Essendo un percorso didattico nuovo,non presente su alcun libro,ho cercato di dare una mano ai ragazzi, facendo esempi concreti con i miei disegni, in modo da verificare anche il grado di autonomia che potevano raggiungere nell'acquisire e usare tecniche nuove. Sicuramente questa attività didattica è stata molto iutile,perchè mi ha permesso di usare e portare tecnologie nuove in classe,e far prendere coscenza ai ragazzi dell'uso utile e finalizzato di programmi quali Phostoshop.

Una volta creato il tutto, il debutto è stato fatto in un teatro (vero) a fine anno scolastico e ha riscosso molto successo,tanto che sono state fatte diverse repliche,ed è stato anche portato in un Concorso di Teatro Scolasto in Puglia, dove ha vinto il premio come miglior scenografia. Tale gita è stata molto bella,perchè ha permesso di fare un viaggio di 4 giorni con i ragazzi, i loro genitori e gli insegnanti, il tutto finalizzato a una attività “reale” e direi altamente formativa.
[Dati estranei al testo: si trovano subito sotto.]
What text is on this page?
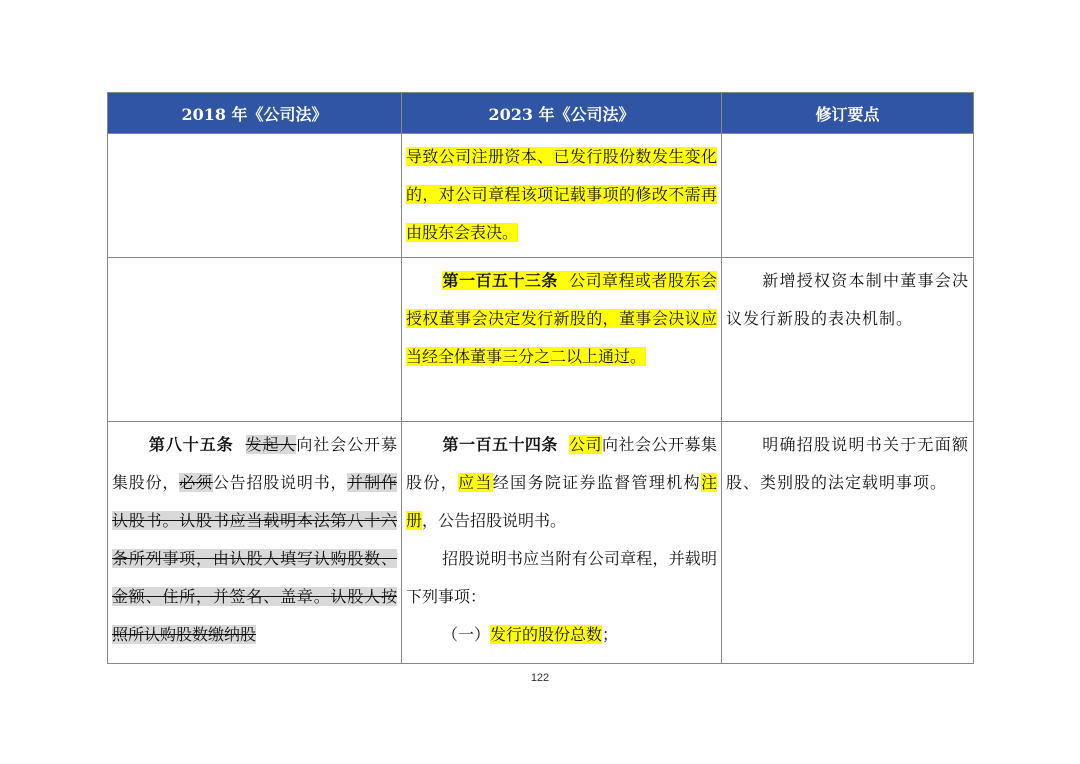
2018 年《公司法》	2023 年《公司法》	修订要点
	导致公司注册资本、已发行股份数发生变化的，对公司章程该项记载事项的修改不需再由股东会表决。	
	第一百五十三条 公司章程或者股东会授权董事会决定发行新股的，董事会决议应当经全体董事三分之二以上通过。	新增授权资本制中董事会决议发行新股的表决机制。

第八十五条 发起人向社会公开募集股份，必须公告招股说明书，并制作认股书。认股书应当载明本法第八十六条所列事项，由认股人填写认购股数、金额、住所，并签名、盖章。认股人按照所认购股数缴纳股	第一百五十四条 公司向社会公开募集股份，应当经国务院证券监督管理机构注册，公告招股说明书。
招股说明书应当附有公司章程，并载明下列事项：
（一）发行的股份总数；	明确招股说明书关于无面额股、类别股的法定载明事项。
122
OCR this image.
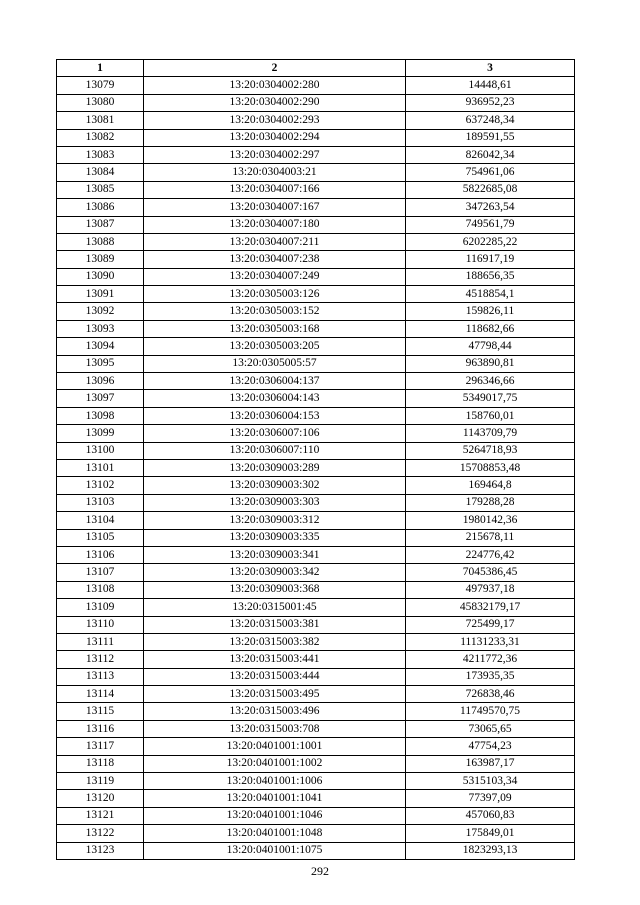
1	2	3
13079	13:20:0304002:280	14448,61
13080	13:20:0304002:290	936952,23
13081	13:20:0304002:293	637248,34
13082	13:20:0304002:294	189591,55
13083	13:20:0304002:297	826042,34
13084	13:20:0304003:21	754961,06
13085	13:20:0304007:166	5822685,08
13086	13:20:0304007:167	347263,54
13087	13:20:0304007:180	749561,79
13088	13:20:0304007:211	6202285,22
13089	13:20:0304007:238	116917,19
13090	13:20:0304007:249	188656,35
13091	13:20:0305003:126	4518854,1
13092	13:20:0305003:152	159826,11
13093	13:20:0305003:168	118682,66
13094	13:20:0305003:205	47798,44
13095	13:20:0305005:57	963890,81
13096	13:20:0306004:137	296346,66
13097	13:20:0306004:143	5349017,75
13098	13:20:0306004:153	158760,01
13099	13:20:0306007:106	1143709,79
13100	13:20:0306007:110	5264718,93
13101	13:20:0309003:289	15708853,48
13102	13:20:0309003:302	169464,8
13103	13:20:0309003:303	179288,28
13104	13:20:0309003:312	1980142,36
13105	13:20:0309003:335	215678,11
13106	13:20:0309003:341	224776,42
13107	13:20:0309003:342	7045386,45
13108	13:20:0309003:368	497937,18
13109	13:20:0315001:45	45832179,17
13110	13:20:0315003:381	725499,17
13111	13:20:0315003:382	11131233,31
13112	13:20:0315003:441	4211772,36
13113	13:20:0315003:444	173935,35
13114	13:20:0315003:495	726838,46
13115	13:20:0315003:496	11749570,75
13116	13:20:0315003:708	73065,65
13117	13:20:0401001:1001	47754,23
13118	13:20:0401001:1002	163987,17
13119	13:20:0401001:1006	5315103,34
13120	13:20:0401001:1041	77397,09
13121	13:20:0401001:1046	457060,83
13122	13:20:0401001:1048	175849,01
13123	13:20:0401001:1075	1823293,13
292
Posso tranquillamente affermare che l'attività di progettare,allestire tutti insieme una scenografia, disporre e gestire gli spazi giusti, capire i tempi,e sopratutto collaborare tutti insieme ha un'impatto molto positivo sui ragazzi, proprio per capire che ogni piccolo ruolo ha un grande importanza nel complesso dell'opera. Ho voluto mostrare questi disegni animati con i vari tutorial creati, anche ai ragazzi di altre classi, perchè è giusto creare nelle persone fiducia nelle possibilità della scuola,e sopratutto creare speranza e motivazione verso un futuro più “artistico”. Oltre questo ho anche mostrato dei brevi video dove si illustrano delle nuove tecniche di allestimento e animazione di spazi urbani e oggetti (Projection Mapping),che consentono di usare tecnologie, creatività, grafica e disegno per finalità molto diverse:dal teatro alla pubblicità,dagli eventi ai concerti.